Will a coverage tool like Istanbul or c8 catch these gaps?

Only the first one, partially. Line and branch coverage tools count which statements your tests execute. If the rewrite added a new branch that no test reaches, coverage drops and the dashboard flags it. The other two gaps are invisible to coverage: orphaned tests covering removed paths register as covered code (the test runs and the assertion passes against new code that happens to match), and reshaped paths register at the same coverage number because the same lines run. Coverage is a necessary but very partial signal here, and it is the signal teams overweight after a rewrite.

What is the actual fix for AI-rewrite coverage gaps?

Re-derive the test set from the running application, not from the source the AI just rewrote. Walk the real user flows on the deployed app, record what actually happens (network calls, DOM transitions, error states), and turn those into assertions. Anything the rewrite changed that the user can observe will show up in the diff. Anything the rewrite added that the user can reach will get a new scenario. The test surface follows real behavior instead of inheriting the old implementation's shape.

How does Assrt help with this?

Assrt has a discovery loop that walks the live deployed app, not the source code. The loop is in ~/assrt-mcp/src/core/agent.ts around lines 593 to 666. It calls browser.snapshot() against each page, captures the accessibility tree of what is actually rendered right now, and asks a model to generate Playwright test cases against that visible state. The discovery prompt at agent.ts:264 reads, literally: 'Reference ACTUAL buttons/links/inputs visible on the page.' The constant MAX_DISCOVERED_PAGES = 20 at agent.ts:278 caps the walk so it is finite. After an AI rewrite, you point Assrt at the new staging deploy and it generates a test set anchored to the new live behavior, not the AI's view of the old source.

Should we keep the old tests after an AI rewrite, throw them out, or both?

Keep them as a regression boundary, run them, and then assume they cover less than they did before. The old suite is still useful for spotting cases where the rewrite broke a user-visible contract the AI was supposed to preserve. It is not useful as evidence that the rewrite is safe. Pair it with a freshly-discovered scenario set against the running new version and treat any test that exists only in one of the two suites as a question to answer, not a result to ignore.
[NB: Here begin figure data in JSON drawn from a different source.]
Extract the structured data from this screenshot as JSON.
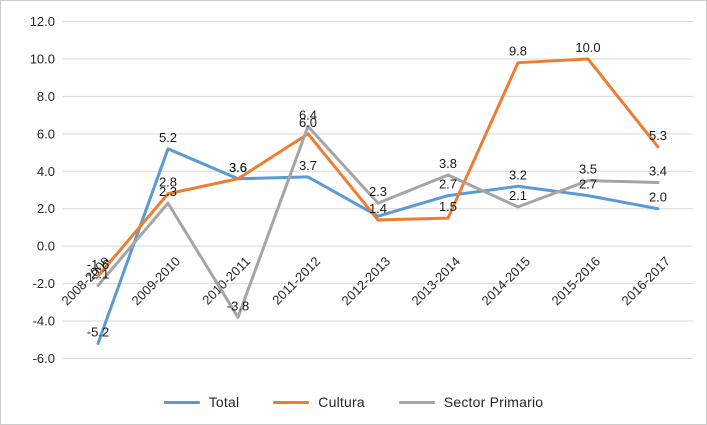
{
  "chart": {
    "background": "#FFFFFF",
    "border_color": "#CBCBCB",
    "grid_color": "#D9D9D9",
    "text_color": "#262626",
    "label_color": "#1A1A1A"
  },
  "chart_data": {
    "type": "line",
    "title": "",
    "xlabel": "",
    "ylabel": "",
    "categories": [
      "2008-2009",
      "2009-2010",
      "2010-2011",
      "2011-2012",
      "2012-2013",
      "2013-2014",
      "2014-2015",
      "2015-2016",
      "2016-2017"
    ],
    "series": [
      {
        "name": "Total",
        "color": "#5B9BD5",
        "values": [
          -5.2,
          5.2,
          3.6,
          3.7,
          1.6,
          2.7,
          3.2,
          2.7,
          2.0
        ],
        "labels": [
          "-5.2",
          "5.2",
          "3.6",
          "3.7",
          null,
          "2.7",
          "3.2",
          "2.7",
          "2.0"
        ]
      },
      {
        "name": "Cultura",
        "color": "#ED7D31",
        "values": [
          -1.6,
          2.8,
          3.6,
          6.0,
          1.4,
          1.5,
          9.8,
          10.0,
          5.3
        ],
        "labels": [
          "-1.6",
          "2.8",
          "3.6",
          "6.0",
          "1.4",
          "1.5",
          "9.8",
          "10.0",
          "5.3"
        ]
      },
      {
        "name": "Sector Primario",
        "color": "#A5A5A5",
        "values": [
          -2.1,
          2.3,
          -3.8,
          6.4,
          2.3,
          3.8,
          2.1,
          3.5,
          3.4
        ],
        "labels": [
          "-2.1",
          "2.3",
          "-3.8",
          "6.4",
          "2.3",
          "3.8",
          "2.1",
          "3.5",
          "3.4"
        ]
      }
    ],
    "ylim": [
      -6,
      12
    ],
    "ytick_step": 2,
    "ytick_labels": [
      "-6.0",
      "-4.0",
      "-2.0",
      "0.0",
      "2.0",
      "4.0",
      "6.0",
      "8.0",
      "10.0",
      "12.0"
    ],
    "grid": "horizontal",
    "legend_position": "bottom",
    "data_labels_shown": true
  }
}
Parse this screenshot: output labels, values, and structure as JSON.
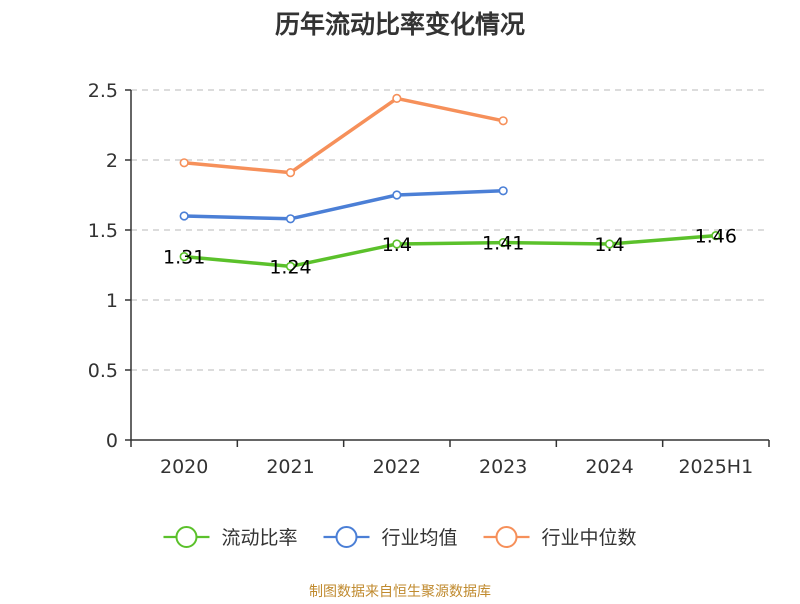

Does this same problem apply to AI refactors, not just full rewrites?

Yes, more often actually, because refactors are smaller, so the team trusts the green checkmark more. The same three gap types appear: a refactor that consolidates two helpers into one can add an implicit branch (one of the original behaviors becomes the new default, the other becomes a flag), a refactor that 'simplifies' an error path can remove a guard, a refactor that reorders operations changes when side effects happen. Coverage moves a percent or two and CI stays green. The fix is the same: verify against runtime behavior, not source structure.

How is this different from regular AI-generated-code testing advice?

Most writing on AI and testing assumes the AI wrote new code that has no tests yet, so the advice is 'generate tests alongside the code'. The rewrite case is harder because the code already had tests, the tests still pass, and that combination is the trap. The advice has to be different: do not just generate more tests, regenerate the test set from the new running behavior so the old test shape stops being the ceiling on what you can detect.